# 98 nissan altima's problem



## hunnibal (Jun 30, 2004)

several days ago, I start to hear some strange sound from
left front part of my car, faint not very loud.
Ask "midas" to check out it for me. After inspection, they found nothing related with tire and axis.
However they found my engine mount is quite old and need to be replaced.
I don't think the engine mount cause this kind of noise.
However I am not sure should the engine mount to be replaced or not, because it will cost me $400.

Thanks for help!


----------



## BleedGarnetB15 (Jun 9, 2004)

hunnibal said:


> several days ago, I start to hear some strange sound from
> left front part of my car, faint not very loud.
> Ask "midas" to check out it for me. After inspection, they found nothing related with tire and axis.
> However they found my engine mount is quite old and need to be replaced.
> ...



400 for a mount?? i dont kknow many i'd go somewhere else and let they look as well my motor mount on my KA24DE wasnt that muchand i had all of them replaced!!!

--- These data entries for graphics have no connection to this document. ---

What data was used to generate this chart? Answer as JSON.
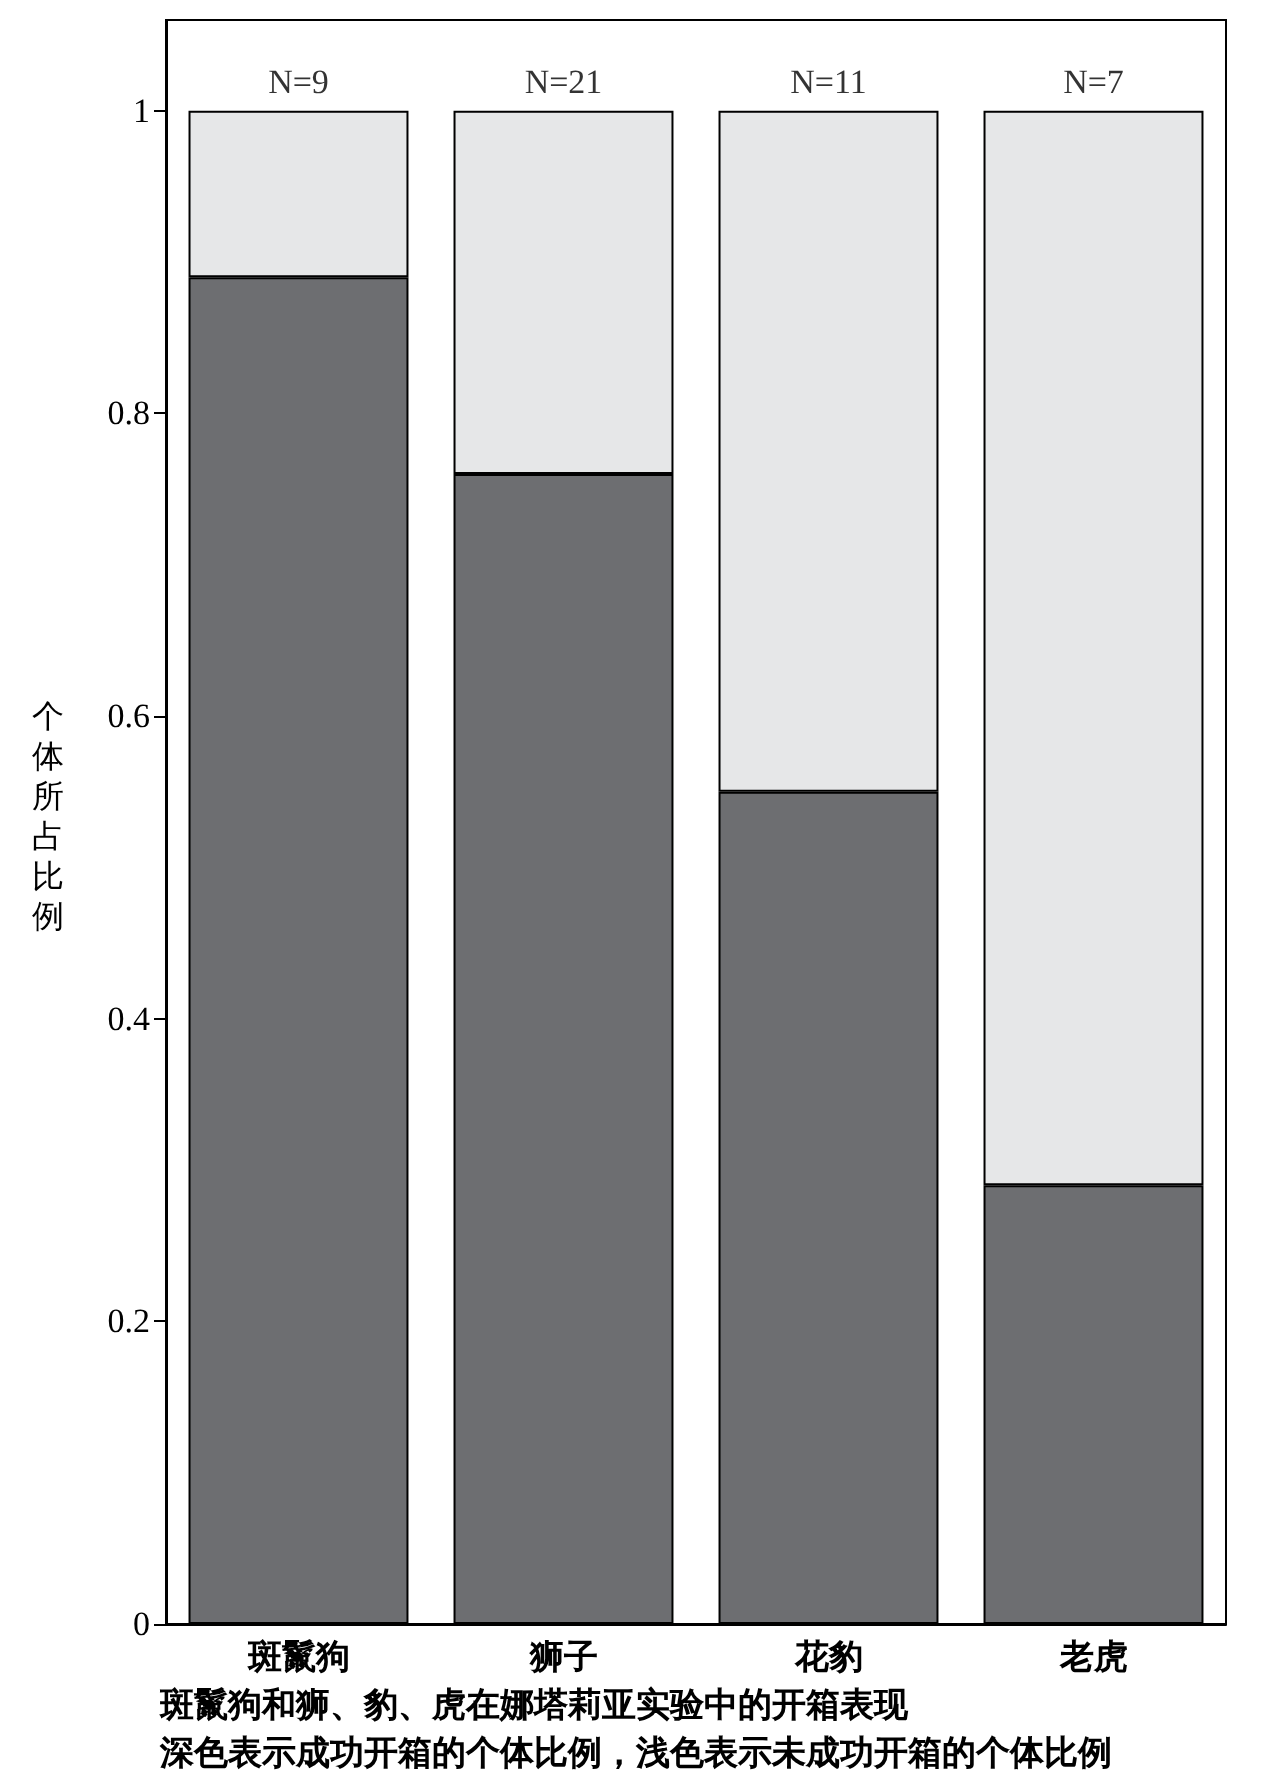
{
  "chart_data": {
    "type": "bar",
    "stacked": true,
    "ylabel": "个体所占比例",
    "categories": [
      "斑鬣狗",
      "狮子",
      "花豹",
      "老虎"
    ],
    "series": [
      {
        "color": "#6d6e71",
        "values": [
          0.89,
          0.76,
          0.55,
          0.29
        ]
      },
      {
        "color": "#e6e7e8",
        "values": [
          0.11,
          0.24,
          0.45,
          0.71
        ]
      }
    ],
    "ylim": [
      0,
      1.06
    ],
    "yticks": [
      0,
      0.2,
      0.4,
      0.6,
      0.8,
      1
    ],
    "grid": false,
    "annotations": [
      {
        "text": "N=9",
        "x": "斑鬣狗",
        "y": 1
      },
      {
        "text": "N=21",
        "x": "狮子",
        "y": 1
      },
      {
        "text": "N=11",
        "x": "花豹",
        "y": 1
      },
      {
        "text": "N=7",
        "x": "老虎",
        "y": 1
      },
      "斑鬣狗和狮、豹、虎在娜塔莉亚实验中的开箱表现",
      "深色表示成功开箱的个体比例，浅色表示未成功开箱的个体比例"
    ]
  }
}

but to answer you question the noise your hearing COULD be because of thte motor mount!! but i'm not a master tech


----------



## Asleep (Jan 19, 2003)

400 is pretty damn steep. the rear mount is only like 40 bucks if you go aftermarket. they go bad fairly often. its one of those parts that nissan seems to have overlooked when it came to strength. id go to another shop and get a second opinion. thats too damned expensive.


----------



## pvspartan98 (Jun 15, 2008)

*98 Nissan Noise Problem?*

I have a 98 Nissan Altima and there is a loud noise coming from the passenger side of the engine. I replaced the idler pulley and it didnt fix the problem, also the noise gets about twice as bad when i run the Air Conditioner. Any thoughts on what it could be?


----------